Everyone is encouraged to bring friends and classmates. Thanks to generous donors and the Nourishing Everyone’s Need for Nature Campaign focus on increasing access, the program is free for all participants.

Students Elijah and Elizabeth walk the Dodge trails at Pride Outside on October 4, 2022.

“Extracurricular activities often cost a lot,” Allie says. “We didn’t want money to stand in the way of any kid coming to Dodge.”

What’s a typical afternoon at Pride Outside? They begin with introductions and share their pronouns. Then they get outside to explore an array of environmental topics, including wilderness skills, sustainable farming, and climate change.

Student Quinn and Naturalist Allie taste a bug larva at Pride Outside on September 20, 2022.

But the primary experience? Allie says it’s all about “curiosity, chatter and casual conversation.” While hiking and hanging out at the nature center, young people are asking questions about the natural world around them and forging new friendships.

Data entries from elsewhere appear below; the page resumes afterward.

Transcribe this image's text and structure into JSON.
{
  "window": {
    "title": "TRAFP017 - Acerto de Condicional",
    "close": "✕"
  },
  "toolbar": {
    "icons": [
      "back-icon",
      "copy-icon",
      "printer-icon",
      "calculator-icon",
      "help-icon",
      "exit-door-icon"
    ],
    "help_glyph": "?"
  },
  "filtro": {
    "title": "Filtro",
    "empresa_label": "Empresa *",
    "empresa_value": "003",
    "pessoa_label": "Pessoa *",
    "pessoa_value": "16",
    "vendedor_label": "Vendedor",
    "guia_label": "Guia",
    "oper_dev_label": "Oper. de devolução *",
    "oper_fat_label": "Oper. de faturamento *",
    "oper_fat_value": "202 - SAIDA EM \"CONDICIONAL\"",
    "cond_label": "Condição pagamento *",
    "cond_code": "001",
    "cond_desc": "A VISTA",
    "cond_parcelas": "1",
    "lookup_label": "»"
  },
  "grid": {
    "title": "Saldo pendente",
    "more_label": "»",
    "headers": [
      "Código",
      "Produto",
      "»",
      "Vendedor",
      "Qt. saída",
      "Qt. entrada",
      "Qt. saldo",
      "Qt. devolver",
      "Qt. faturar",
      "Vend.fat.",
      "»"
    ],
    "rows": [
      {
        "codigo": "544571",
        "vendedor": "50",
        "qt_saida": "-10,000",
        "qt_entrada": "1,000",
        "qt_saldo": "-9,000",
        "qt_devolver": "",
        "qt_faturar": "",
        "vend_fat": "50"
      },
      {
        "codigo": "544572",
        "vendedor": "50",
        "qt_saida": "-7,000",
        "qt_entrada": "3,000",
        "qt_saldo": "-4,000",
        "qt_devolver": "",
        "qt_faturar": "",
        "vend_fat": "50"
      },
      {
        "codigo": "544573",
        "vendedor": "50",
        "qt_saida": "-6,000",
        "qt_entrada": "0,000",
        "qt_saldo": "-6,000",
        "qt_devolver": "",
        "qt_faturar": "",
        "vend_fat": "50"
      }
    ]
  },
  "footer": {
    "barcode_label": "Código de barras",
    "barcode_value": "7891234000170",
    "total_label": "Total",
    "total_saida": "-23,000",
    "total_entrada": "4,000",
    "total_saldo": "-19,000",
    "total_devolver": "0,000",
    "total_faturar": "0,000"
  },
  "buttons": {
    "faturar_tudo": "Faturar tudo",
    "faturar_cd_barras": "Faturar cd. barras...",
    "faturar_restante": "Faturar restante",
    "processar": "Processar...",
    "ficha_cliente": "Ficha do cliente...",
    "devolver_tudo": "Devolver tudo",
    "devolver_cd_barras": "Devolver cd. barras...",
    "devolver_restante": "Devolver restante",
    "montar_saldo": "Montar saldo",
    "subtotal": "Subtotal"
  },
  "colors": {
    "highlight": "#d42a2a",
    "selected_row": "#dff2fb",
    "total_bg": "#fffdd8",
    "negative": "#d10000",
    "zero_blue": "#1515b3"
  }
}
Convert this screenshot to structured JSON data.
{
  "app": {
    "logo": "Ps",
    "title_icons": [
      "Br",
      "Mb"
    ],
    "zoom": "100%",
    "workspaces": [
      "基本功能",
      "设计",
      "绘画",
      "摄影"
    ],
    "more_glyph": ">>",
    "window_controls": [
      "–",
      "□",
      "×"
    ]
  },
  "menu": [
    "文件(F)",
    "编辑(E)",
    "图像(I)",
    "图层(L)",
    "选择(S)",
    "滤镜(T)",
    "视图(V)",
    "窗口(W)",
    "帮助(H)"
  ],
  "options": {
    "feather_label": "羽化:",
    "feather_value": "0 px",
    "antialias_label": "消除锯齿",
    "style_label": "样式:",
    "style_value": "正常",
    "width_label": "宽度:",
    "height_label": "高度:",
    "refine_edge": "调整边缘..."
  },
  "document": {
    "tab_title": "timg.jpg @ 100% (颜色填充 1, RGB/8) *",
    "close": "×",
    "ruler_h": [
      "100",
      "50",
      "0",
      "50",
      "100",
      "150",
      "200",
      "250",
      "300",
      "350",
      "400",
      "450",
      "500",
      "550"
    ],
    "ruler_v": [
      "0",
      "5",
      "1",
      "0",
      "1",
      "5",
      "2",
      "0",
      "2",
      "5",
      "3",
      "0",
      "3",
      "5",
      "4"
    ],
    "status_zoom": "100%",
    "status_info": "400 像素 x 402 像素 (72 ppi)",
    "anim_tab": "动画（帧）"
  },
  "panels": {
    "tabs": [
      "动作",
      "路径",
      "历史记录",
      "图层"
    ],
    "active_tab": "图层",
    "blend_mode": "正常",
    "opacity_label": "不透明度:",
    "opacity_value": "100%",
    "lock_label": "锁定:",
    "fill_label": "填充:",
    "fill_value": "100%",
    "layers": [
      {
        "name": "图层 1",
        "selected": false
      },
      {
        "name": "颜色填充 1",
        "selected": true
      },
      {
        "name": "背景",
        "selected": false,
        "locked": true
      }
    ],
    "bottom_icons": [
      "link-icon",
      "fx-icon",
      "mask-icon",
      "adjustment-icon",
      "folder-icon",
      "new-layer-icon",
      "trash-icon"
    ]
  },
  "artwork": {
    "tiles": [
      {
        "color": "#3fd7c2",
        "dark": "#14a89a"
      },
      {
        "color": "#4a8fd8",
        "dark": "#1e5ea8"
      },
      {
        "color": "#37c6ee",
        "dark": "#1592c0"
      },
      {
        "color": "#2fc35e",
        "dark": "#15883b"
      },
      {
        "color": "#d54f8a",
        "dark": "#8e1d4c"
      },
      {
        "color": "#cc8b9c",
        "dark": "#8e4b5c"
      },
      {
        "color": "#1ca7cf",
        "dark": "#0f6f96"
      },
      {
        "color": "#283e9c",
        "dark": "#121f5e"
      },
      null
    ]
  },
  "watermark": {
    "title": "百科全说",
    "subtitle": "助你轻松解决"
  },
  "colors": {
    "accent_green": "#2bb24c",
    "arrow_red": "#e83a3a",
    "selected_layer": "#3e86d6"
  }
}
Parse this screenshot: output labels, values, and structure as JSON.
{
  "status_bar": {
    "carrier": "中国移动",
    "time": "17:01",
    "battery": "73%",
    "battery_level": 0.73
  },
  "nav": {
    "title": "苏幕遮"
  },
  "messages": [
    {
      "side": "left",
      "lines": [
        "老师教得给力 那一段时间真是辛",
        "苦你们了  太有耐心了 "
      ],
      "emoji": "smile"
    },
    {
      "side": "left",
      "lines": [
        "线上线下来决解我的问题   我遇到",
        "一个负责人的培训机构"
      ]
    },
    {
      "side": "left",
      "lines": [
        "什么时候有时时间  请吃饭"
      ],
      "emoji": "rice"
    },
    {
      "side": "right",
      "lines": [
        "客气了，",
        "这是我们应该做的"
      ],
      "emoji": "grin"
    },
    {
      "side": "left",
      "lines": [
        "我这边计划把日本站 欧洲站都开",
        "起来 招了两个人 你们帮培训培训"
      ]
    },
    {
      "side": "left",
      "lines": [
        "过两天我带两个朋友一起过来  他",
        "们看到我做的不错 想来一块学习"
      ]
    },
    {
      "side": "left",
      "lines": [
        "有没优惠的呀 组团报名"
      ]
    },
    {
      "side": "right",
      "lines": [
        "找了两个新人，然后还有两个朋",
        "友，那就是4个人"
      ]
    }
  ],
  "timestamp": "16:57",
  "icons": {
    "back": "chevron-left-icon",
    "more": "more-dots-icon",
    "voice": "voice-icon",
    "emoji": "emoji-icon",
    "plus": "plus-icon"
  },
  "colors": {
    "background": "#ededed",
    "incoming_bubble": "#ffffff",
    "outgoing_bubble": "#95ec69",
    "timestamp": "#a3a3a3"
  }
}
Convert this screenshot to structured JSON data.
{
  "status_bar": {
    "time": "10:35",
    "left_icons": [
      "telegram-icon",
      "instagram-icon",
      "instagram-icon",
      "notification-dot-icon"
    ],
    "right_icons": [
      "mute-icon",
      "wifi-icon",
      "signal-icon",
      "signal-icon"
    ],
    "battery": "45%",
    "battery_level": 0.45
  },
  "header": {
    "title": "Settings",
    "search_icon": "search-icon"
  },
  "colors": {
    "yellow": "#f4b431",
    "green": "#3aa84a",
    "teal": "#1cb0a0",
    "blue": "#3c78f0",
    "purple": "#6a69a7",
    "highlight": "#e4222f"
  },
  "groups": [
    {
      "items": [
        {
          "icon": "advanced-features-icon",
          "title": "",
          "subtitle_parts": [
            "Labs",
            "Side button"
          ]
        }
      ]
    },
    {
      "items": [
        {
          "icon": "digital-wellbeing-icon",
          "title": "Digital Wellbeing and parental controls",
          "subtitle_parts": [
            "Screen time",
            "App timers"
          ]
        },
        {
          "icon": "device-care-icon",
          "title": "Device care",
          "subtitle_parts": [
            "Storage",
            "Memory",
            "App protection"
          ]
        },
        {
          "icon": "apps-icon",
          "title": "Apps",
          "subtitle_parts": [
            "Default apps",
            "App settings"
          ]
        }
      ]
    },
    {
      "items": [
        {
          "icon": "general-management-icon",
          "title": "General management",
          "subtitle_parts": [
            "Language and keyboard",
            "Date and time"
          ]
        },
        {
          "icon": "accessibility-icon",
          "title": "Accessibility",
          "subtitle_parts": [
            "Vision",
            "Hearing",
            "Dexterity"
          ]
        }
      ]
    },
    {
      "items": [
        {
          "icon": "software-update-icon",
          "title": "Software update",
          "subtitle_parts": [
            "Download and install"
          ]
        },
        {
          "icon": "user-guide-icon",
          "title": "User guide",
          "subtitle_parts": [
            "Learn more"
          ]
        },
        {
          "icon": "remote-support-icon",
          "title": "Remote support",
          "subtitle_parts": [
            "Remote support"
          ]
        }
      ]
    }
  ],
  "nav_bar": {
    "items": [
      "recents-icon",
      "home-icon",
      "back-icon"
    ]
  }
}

“Beyond building their outdoor skills, my huge goal is to be a supportive adult,” she says. “I want to be someone they can rely on.”

fionn warren, Allie Steffen, and Leah Darst at Dodge's interpretation table at West St. Paul Pride in the Park on July 9, 2022.

Allie’s support for young people and the LGBTQIA+ community is clear. On July 9, she and coworkers Leah Darst and fionn warren brought animal activities to a local celebration, West St. Paul Pride in the Park. Organizers surprised Allie by naming her West St. Paul Pride Community Advocate of the Year.